— Ужасти, как люты! — отвечал Тарас. — Хоть и поменьше сивучей, а позадорней будут. Видом такие же; только грудастей и тонее к хвосту. Глазищи выпуклые, зубы огромные; шерсть черная с проседью, короткая и ломкая. Нрав чудной! Нагляделся я, как самки у них детей своих любят. Лежат они с ними на берегу страшнейшими стадами, сами больше спят, а котята играют около своих матушек, ползают, плуты, друг на друга, дерутся, борются. Коли один постреленок другого повалит; прибегает тотчас отец, ворчит, разводит детей; лижет пугало морское того, который победу одержал, старается мордой повалить его; и который крепче ему противится, того больше любит: словно веселится, чудище, что вот, мол, сын достоин родителя! А который сын ленив и увалень, того бьет, прочь гонит, и такого матка ласками утешает. А самок у каждого самца по крайности десять, либо пятнадцать, а бывает у другого и пятьдесят!
— Будто? — недоверчиво спросил Никита. — Да ты считал, что ли?
— Считал! Сочтешь, как, почитай, с ними жить доведется. Вишь ты, хоть они по тысяче и больше лежат на одном берегу, однако каждый самец с семейством своим особо, а семейство у иного штук сто и сто двадцать, все жены и дети, — так тут как, голова, не смекнуть! Такими же стадищами они и по морю ходят. И ведь как задорны, коли кто к чужой самке попробует приластиться, уж тут и гляди: драка, будет! А которые устареют, так про тех хоть вовсе самок не будь. Старые коты, без самок и без детенышей, лежат дней по сорока на одном месте, не едят и не пьют, а только спят, сивые чучелы! Зато как же люты и упрямы, скорей умрут, чем уступят место, которое себе выбрали, словно гордость показывают! И коли увидят человека, тотчас бросаются к нему, а другие ждут очереди, смотрит и тоже готовы в драку!
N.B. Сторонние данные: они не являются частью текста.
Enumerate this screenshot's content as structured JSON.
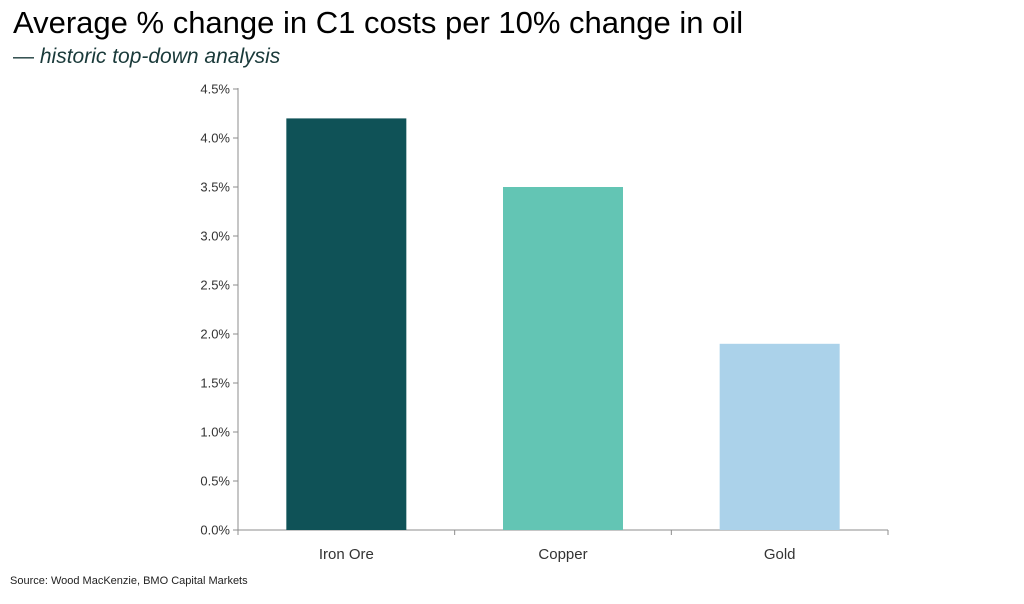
{
  "title": "Average % change in C1 costs per 10% change in oil",
  "subtitle_dash": "—",
  "subtitle": "historic top-down analysis",
  "source": "Source: Wood MacKenzie, BMO Capital Markets",
  "chart_data": {
    "type": "bar",
    "title": "Average % change in C1 costs per 10% change in oil",
    "subtitle": "historic top-down analysis",
    "xlabel": "",
    "ylabel": "",
    "categories": [
      "Iron Ore",
      "Copper",
      "Gold"
    ],
    "values": [
      4.2,
      3.5,
      1.9
    ],
    "bar_colors": [
      "#0f5257",
      "#63c5b4",
      "#abd2ea"
    ],
    "ylim": [
      0,
      4.5
    ],
    "yticks": [
      0.0,
      0.5,
      1.0,
      1.5,
      2.0,
      2.5,
      3.0,
      3.5,
      4.0,
      4.5
    ],
    "ytick_labels": [
      "0.0%",
      "0.5%",
      "1.0%",
      "1.5%",
      "2.0%",
      "2.5%",
      "3.0%",
      "3.5%",
      "4.0%",
      "4.5%"
    ],
    "grid": false,
    "legend": "none"
  }
}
Коли понадобится итти мимо их, так уж не миновать беды. Кинешь камень, они на лету подхватят, грызут его, ярятся, ревут и так вот и норовят разорвать человека. Изранишь всего, а он все бьется, места своего не покидает. А который струсит и побежит, на того все остальные бросаются, и уж тогда человек иди свободно: не тронут! Сами меж собой такую войну подымут, что на версту кругом ничего не видно, кроме потешных драк с ужаснейшим ревом. Вот, брат, какие господь бог привел видеть сражения! Раз Якаяч нарочито раздразнил чудищей: натерпелся я страху, насмотрелся чудес! Котов тысячу билось, рев стоял страшный; а другие коты, которые в море плавали, поднявши мордищи свои, любовались, как товарищи бьются. Смотрели, смотрели, да вдруг в такую свирепость пришли, что повыскакали на берег и тоже пристали — пошла потеха! У, Никитушка! Жутко было смотреть, а какой рев в ушах стоял! Чудно мне, что они, чудища тупорылые, обломы бесчувственные, туда же — правду по-своему соблюдают: коли двое нападут на одного, тотчас вступаются, помогают слабому, колотят обидчика, словно сердятся: зачем, дескать, не равна драка! Коли устанут, ложатся рядом, словно приятели, а отдохнут — опять драться. И как кончится война, самки за теми идут, которые верх одержали… Порешивши драку, первое дело в воду бросаться и тело свое обмывать. А как выдут из моря, так долго отрясаются и ластами гладят грудь, чтоб прилегли волосы. Самец прикладывает рыло к рылу самки, будто целуются.
Самцы самок и котят своих крепко любят, а все-таки обращаются с ними больно жестоко. Коли самка струсит и побежит, бросивши детей, кот за ней: схватит ее зубами, бросает оземь и бьет о камни, пока она не растянется полумертвая. А как она справится, так приползет к нему, ноги его лижет: всячески умасливает и плачет, слезы текут у животины бесчувственной; а самец сердито ходит взад и вперед, зубами скрежещет, поводит кровавыми глазами и мотает головой, словно медведь. А как увидит, что котят его утащили, тоже начинает плакать.
— Ну, как же ты воевал с ними? — спросил Никита.